Operating as a team of just four people in 1999, the 20 years since its inception has seen Paragon grow substantially, now active throughout the region’s leading cities including home town Johannesburg, Cape Town, Accra and Nairobi, amongst others.
Currently, the Company has approximately 240 active projects, with more than 100 employees manning its operations.
Throughout these two decades, Paragon has evolved and diversified continuously into a range of markets, as Director Orelowitz explains: “Initially the Company was known for its daring commercial office designs which have done much to define the Sandton skyline but over the last few years, we have expanded our portfolio to include residential, retail, industrial and hotel and leisure work.
“We deliver design, project documentation, and contract administration services across a range of project types,” he continues. “In addition, our property finance, risk assessment and management background extends our range of client services beyond that of the conventional architectural practice.”
Providing such a broad range of services, Paragon is able to work with its clients from the briefing and sketch design phases in the very beginning right through until completion and handover of its projects.
Paragon is regularly recognised for its work, renowned for its origins as a firm that handles projects with bold design and an innovative approach.
This year has already seen the Company receiving three awards, firstly with its 140 West Street complex as Best Commercial Development at the SAPOA 2018 Property Development Awards for Innovative Excellence.
Standing with a 10-storey North Tower and a 14-storey South Tower, the Hogan Lovells-occupied building features the latest in sustainable technology such as water harvesting, with a focus on incorporating natural materials and lighting throughout.
Additionally, the Company’s 70,000 square metre Sasol Place project won the Award for Excellence commendation, and its Alice Lane 3 was given the Award of Merit during the SAIA Awards 2018 ceremony held in Pretoria.
Further, Paragon itself was named as both Architectural Firm of the Year and Best Overall Professional Services Firm of the Year during the fourth annual edition of the SA Professional Service Awards (SAPSA) 2018.
“It is heartening for Paragon to be recognised by their peers for their contribution to creating a humanist work place architecture that responds to our climate, social fabric and exploiting the opportunities offered by technology,” Orelowitz states.
South Africa is famed for its architecture.

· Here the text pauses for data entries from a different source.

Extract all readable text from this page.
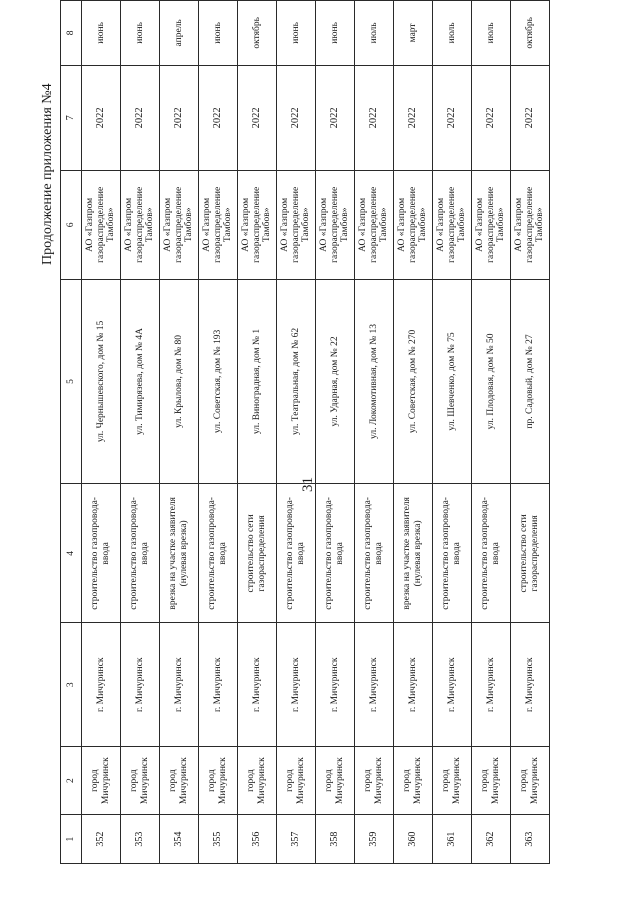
31
Продолжение приложения №4
1	2	3	4	5	6	7	8
352	город Мичуринск	г. Мичуринск	строительство газопровода-ввода	ул. Чернышевского, дом № 15	АО «Газпром газораспределение Тамбов»	2022	июнь
353	город Мичуринск	г. Мичуринск	строительство газопровода-ввода	ул. Тимирязева, дом № 4А	АО «Газпром газораспределение Тамбов»	2022	июнь
354	город Мичуринск	г. Мичуринск	врезка на участке заявителя (нулевая врезка)	ул. Крылова, дом № 80	АО «Газпром газораспределение Тамбов»	2022	апрель
355	город Мичуринск	г. Мичуринск	строительство газопровода-ввода	ул. Советская, дом № 193	АО «Газпром газораспределение Тамбов»	2022	июнь
356	город Мичуринск	г. Мичуринск	строительство сети газораспределения	ул. Виноградная, дом № 1	АО «Газпром газораспределение Тамбов»	2022	октябрь
357	город Мичуринск	г. Мичуринск	строительство газопровода-ввода	ул. Театральная, дом № 62	АО «Газпром газораспределение Тамбов»	2022	июнь
358	город Мичуринск	г. Мичуринск	строительство газопровода-ввода	ул. Ударная, дом № 22	АО «Газпром газораспределение Тамбов»	2022	июнь
359	город Мичуринск	г. Мичуринск	строительство газопровода-ввода	ул. Локомотивная, дом № 13	АО «Газпром газораспределение Тамбов»	2022	июль
360	город Мичуринск	г. Мичуринск	врезка на участке заявителя (нулевая врезка)	ул. Советская, дом № 270	АО «Газпром газораспределение Тамбов»	2022	март
361	город Мичуринск	г. Мичуринск	строительство газопровода-ввода	ул. Шевченко, дом № 75	АО «Газпром газораспределение Тамбов»	2022	июль
362	город Мичуринск	г. Мичуринск	строительство газопровода-ввода	ул. Плодовая, дом № 50	АО «Газпром газораспределение Тамбов»	2022	июль
363	город Мичуринск	г. Мичуринск	строительство сети газораспределения	пр. Садовый, дом № 27	АО «Газпром газораспределение Тамбов»	2022	октябрь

From the pastoral structures of the Xhosa and Zulu era to the colonial buildings of Herbert Baker, Paragon is upholding this reputation by pioneering new age design across South Africa, creating a range of the country’s most iconic buildings consistently to the highest standards.
SECURING LOCAL TALENT
A key reason why Paragon Group is able to repeatedly adhere to such high standards is the competency and professionalism of its staff.
“Staff remain our single biggest investment,” Orelowitz explains.
“Because of the nature of our work, we only hire graduates in architecture or interior architecture. Most of our staff studied locally, with a few from elsewhere in southern Africa and a couple of regional citizens.”
The Company also runs a school education programme in the aim of opening the eyes of local children to the possibilities of architectural design from a young age.
Both educating and hiring the best in young talent throughout South Africa, Paragon then provides its employees with the opportunity to continue their personal development by offering internal training programmes.
Examples of this include the Company’s continuous Revit teaching initiative, an information modelling software application for architects, and its Paragon Peoples Programme, ensuring its staff are able to work with people and their tools.
“There is an emphasis on people skills and how they fit into our families and community. Our staff wellbeing is of enormous importance to us and we put much effort into their happiness with a number of social and entertainment programmes,” Orelowitz adds.
Looking Ahead, Paragon Group intends to continue to push the boundaries of architectural design and act as one of the decisive driving forces behind the transformation of the wider continent’s property industry.
With the South African industry already valued at more than $6 billion and growing, Paragon’s consolidated position means it is well set to capitalise on this prospect moving forward.
“Africa is a difficult place to work with many political and socio-economic challenges, but we find the opportunities inspiring,” Orelowitz concludes.